Danach erwacht der Festplatz mit Gesang, Tanz, Ringkämpfen, Armbrustschießen, Stocktänzen und Kreiselspielen zum Leben. Alle Teilnehmenden müssen sich dabei an die Regeln der Veranstaltung halten. Ein Höhepunkt ist das Werfen des “Con”-Balls. Die Spielenden versuchen, einen mit Baumwollsamen und Reis gefüllten Stoffball durch einen Ring an der Spitze einer 15–20 Meter hohen Bambusstange zu werfen. Auf der anderen Seite versucht eine Person, ihn zu fangen. Wenn Sie das Fest besuchen, sollten Sie dieses Spiel keinesfalls verpassen!

Junge Menschen zeigen beim Tanzen, Musizieren und in den Kampfkünsten ihr Können. Die übrigen Gäste feuern sie an und sorgen mit ihrem Applaus für ausgelassene Stimmung. Dazu werden köstliche Speisen und Getränke serviert, die der Gastgeber vorbereitet hat. Sobald die Nacht hereinbricht, bringen die jungen Männer den Frauen mit Gesang sowie Flöten- oder “Khen”-Melodien ein Ständchen.

Für junge H’Mong-Frauen und -Männer ist das Fest zugleich eine Gelegenheit, einander kennenzulernen und vielleicht eine Partnerin oder einen Partner zu finden. Hier dürfen sie ihre alltäglichen Pflichten für eine Weile vergessen und den Augenblick unbeschwert genießen. Die besten Sängerinnen, Sänger, Tänzerinnen und Tänzer erhalten zum Abschluss kleine Geschenke vom Gastgeber.

4.3. Nach dem Fest

Am Ende des Festes dankt der Zeremonienmeister im Namen des Hausherrn der Erde, dem Himmel und den Göttern. Anschließend nimmt er den “Nêu”-Baum herunter, verbrennt Opferpapier und versprengt ringsum Wein. Auch der indigofarbene Stoffstreifen wird abgenommen und an der Haustür befestigt – als Zeichen für den Schutz durch die Götter. Aus dem “Nêu”-Baum wird später eine Bambusmatte gefertigt. Diese Aufgabe darf jedoch nur ein eigens ausgewähltes junges Paar oder ein frisch vermähltes Ehepaar übernehmen. So erbittet man gesunden Nachwuchs und hält böse Geister fern.

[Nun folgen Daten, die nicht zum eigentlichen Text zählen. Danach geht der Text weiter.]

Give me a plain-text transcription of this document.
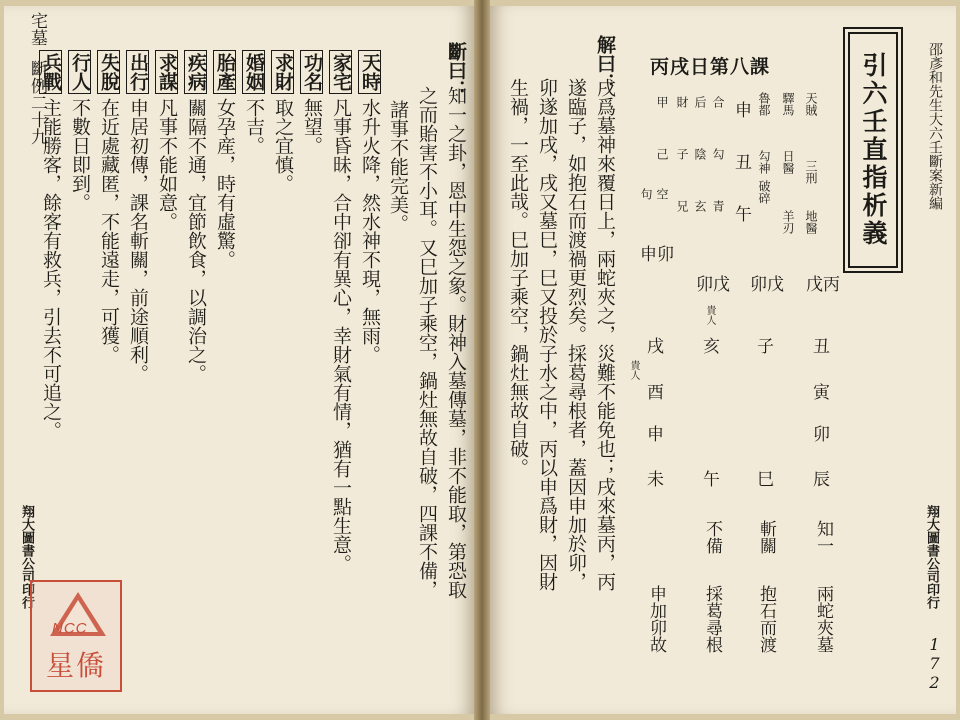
宅墓
斷例二十九
翔大圖書公司印行
斷曰：
知一之卦，恩中生怨之象。財神入墓傳墓，非不能取，第恐取
之而貽害不小耳。又巳加子乘空，鍋灶無故自破，四課不備，
諸事不能完美。
天時水升火降，然水神不現，無雨。
家宅凡事昏昧，合中卻有異心，幸財氣有情，猶有一點生意。
功名無望。
求財取之宜慎。
婚姻不吉。
胎產女孕産，時有虛驚。
疾病關隔不通，宜節飲食，以調治之。
求謀凡事不能如意。
出行申居初傳，課名斬關，前途順利。
失脫在近處藏匿，不能遠走，可獲。
行人不數日即到。
兵戰主能勝客，餘客有救兵，引去不可追之。
NCC
星僑
邵彥和先生大六壬斷案新編
翔大圖書公司印行
172
引六壬直指析義
丙戌日第八課
天賊
驛馬
魯都
三刑
日醫
勾神
破碎
地醫
羊刃
申
丑
午
合
勾
青
后
陰
玄
財
子
兄
甲
己
空
句
戊丙
丑
寅
卯
辰
卯戊
子
巳
卯戊
貴人
亥
午
申卯
戌
貴人
酉
申
未
知一
兩蛇夾墓
斬關
抱石而渡
不備
採葛尋根
申加卯故
解曰：
戌爲墓神來覆日上，兩蛇夾之，災難不能免也；戌來墓丙，丙
遂臨子，如抱石而渡禍更烈矣。採葛尋根者，蓋因申加於卯，
卯遂加戌，戌又墓巳，巳又投於子水之中，丙以申爲財，因財
生禍，一至此哉。巳加子乘空，鍋灶無故自破。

Im Laufe der Zeit hat sich Gau Tao von einem Fest einzelner H’Mong-Dörfer zu einer gemeinsamen Feier verschiedener ethnischer Minderheiten entwickelt. Dieser jahrhundertealte Brauch zieht immer mehr Gäste aus Vietnam und aller Welt in die Region. Worauf warten Sie also noch? Nutzen Sie die Gelegenheit, die besondere Schönheit dieses Festes selbst zu entdecken.